Thursday, November 4, 2010

Housewife of New Jersey

There are some days when it is relaxing to be able to say I’m a housewife, as I take my time in the supermarket dead set on only buying organic (which let me tell you, what a serious time investment and with depressing outcomes in all things cookie). It’s always nice because people look at my husband like he must be doing so well, and it makes me smile to know he can handle the fact that truly I am an unemployed with a disguise. But when we get home it’s hard to remember that as a “housewife” there are duties, and there has began a divide into something I don’t feel should still exist in the year 2010.
So after spending hours cooking and cleaning up as I go, there are usually one or two pots left to wash, and of course whatever we used to eat it in. Months ago my husband would jump up and say, “you cooked I clean,” but now it’s more like a gesture as he hands me his plate to take in the kitchen, since I’m already on my way of course. Then an hour later he will say, “oh I was going to do that,” when all of the dishes are done. I mean, this is my fault. I would say, “no, you worked all day, relax!” But now when I even ask for him to take out the trash he looks at me and says, “right now?” Although to clarify, he never wanted to take out the trash!
Part of me feels like, he pays the bills, he never pushes me or blames me for not working, why not take out the trash myself? Well let me tell you why I will not be taking out the trash today. I vacuum, wash the floors, dust, clean up after the cats, do the shopping, cook the food, clean up the dishes, fold the laundry (which I would like to say we almost always do together, but somehow I get stuck with the “harder” folding), and generally try to keep the apartment in some sort of neat. I’m not taking out the trash! It’s the only thing I ask him to do that is physical labor anymore.
Sure, I ask him to call the landlord when something is broken, can you believe she responds better to him? And yes, I do ask, what are we doing this weekend, when will you be home, what are we doing for thanksgiving, am I really sitting here all day while you work from home on a Saturday?! I can be a bit of a nag, because I get about an hour of his time every day, and it’s never undivided. So recently my husband made a comment about how I was a housewife, and it bothered me. Sure I say it to people all of the time, but it bothered me that he thought of me that way. He assumes I should do all of this, because that is my “job” and I was hurt.
Here I was thinking that he appreciated what I did because we pick up the slack for each other when it is needed. Like when I was in school and had so much work he would vacuum when I was so OCD about getting all my work done that I would focus on the cat hair on the carpet and lose my concentration. I feel as though I have assumed the role of “housewife” to help and pick up the slack because I can. I’m scared that when I get a job he is still going to expect me to clean up and not contribute because he will always be the bread winner. And one of things I prided our relationship on was our equality. I know he will read this, and some will make him winze, some he will say I got all wrong, and other things he might laugh at how dramatic I am, but don’t forget, I was a social science major, I’m always thinking about everything you do more than you know!     

1 comment:

  1. Hi Joanna,
    I am married too, and I married too young (younger than I had planned). I had planned to marry at 28 or 30, and I married at 24. At the beginning, I hated the idea of being "married" and say I was a wife and I had a husband.

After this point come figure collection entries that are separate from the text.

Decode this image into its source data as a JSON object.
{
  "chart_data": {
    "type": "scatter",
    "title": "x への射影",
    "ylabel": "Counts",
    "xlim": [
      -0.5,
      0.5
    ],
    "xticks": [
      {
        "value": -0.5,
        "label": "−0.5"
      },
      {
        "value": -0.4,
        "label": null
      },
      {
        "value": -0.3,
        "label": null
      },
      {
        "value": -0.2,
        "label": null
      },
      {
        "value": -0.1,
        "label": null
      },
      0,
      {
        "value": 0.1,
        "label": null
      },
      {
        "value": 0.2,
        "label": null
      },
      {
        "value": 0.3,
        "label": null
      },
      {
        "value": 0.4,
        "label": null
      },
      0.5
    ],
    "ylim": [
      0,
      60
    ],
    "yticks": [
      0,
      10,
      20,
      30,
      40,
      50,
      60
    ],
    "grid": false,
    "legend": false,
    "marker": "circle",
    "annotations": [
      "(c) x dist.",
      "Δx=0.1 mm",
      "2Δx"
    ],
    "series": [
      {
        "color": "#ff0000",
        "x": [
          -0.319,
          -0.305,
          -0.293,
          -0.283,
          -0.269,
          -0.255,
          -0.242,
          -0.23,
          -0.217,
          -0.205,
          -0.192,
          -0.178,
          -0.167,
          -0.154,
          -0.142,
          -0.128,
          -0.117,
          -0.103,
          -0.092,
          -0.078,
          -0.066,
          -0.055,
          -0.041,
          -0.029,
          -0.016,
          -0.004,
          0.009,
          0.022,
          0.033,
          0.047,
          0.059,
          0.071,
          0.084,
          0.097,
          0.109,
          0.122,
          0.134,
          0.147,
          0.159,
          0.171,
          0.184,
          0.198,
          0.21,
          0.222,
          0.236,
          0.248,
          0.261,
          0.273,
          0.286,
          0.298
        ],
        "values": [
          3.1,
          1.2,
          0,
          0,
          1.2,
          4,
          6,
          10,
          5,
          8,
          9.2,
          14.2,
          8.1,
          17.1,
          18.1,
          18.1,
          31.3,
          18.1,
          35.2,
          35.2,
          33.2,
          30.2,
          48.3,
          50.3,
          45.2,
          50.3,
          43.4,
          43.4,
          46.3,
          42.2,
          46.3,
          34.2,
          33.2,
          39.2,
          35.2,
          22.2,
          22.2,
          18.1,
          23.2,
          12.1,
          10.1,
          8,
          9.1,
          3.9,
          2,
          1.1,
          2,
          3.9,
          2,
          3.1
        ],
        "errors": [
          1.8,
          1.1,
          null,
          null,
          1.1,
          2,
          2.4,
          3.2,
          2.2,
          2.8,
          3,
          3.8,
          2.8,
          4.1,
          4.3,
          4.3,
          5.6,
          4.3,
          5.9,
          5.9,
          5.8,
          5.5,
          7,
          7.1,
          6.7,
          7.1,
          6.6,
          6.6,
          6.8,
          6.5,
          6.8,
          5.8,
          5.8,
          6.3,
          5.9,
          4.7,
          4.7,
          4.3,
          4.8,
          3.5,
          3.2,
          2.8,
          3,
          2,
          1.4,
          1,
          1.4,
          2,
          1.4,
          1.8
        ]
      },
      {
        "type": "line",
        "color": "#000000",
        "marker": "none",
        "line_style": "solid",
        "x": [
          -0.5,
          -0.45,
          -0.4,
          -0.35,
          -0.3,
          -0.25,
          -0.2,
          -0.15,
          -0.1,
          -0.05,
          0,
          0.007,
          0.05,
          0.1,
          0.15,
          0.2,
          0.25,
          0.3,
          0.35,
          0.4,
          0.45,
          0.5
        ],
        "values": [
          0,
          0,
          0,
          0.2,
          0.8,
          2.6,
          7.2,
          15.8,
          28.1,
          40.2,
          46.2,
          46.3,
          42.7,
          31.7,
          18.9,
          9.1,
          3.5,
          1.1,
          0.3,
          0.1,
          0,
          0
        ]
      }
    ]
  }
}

    However, I realized that we were a couple and I was happy on my relationship. It does take time to adjust because first of all it seems that being married conflicts with being a feminist. But, I think living together requires a a period of adjusting to the other person, regardless of gender or sexual orientation

    Would it help if you talk things with him? Maybe, if you tell him how you feel he might change his attitude and behavior. I am a social science major as well and we tend to over-analyze everything, but sometimes it is about misunderstandings and miscommunications rather than "patriarchal structures oppressing women."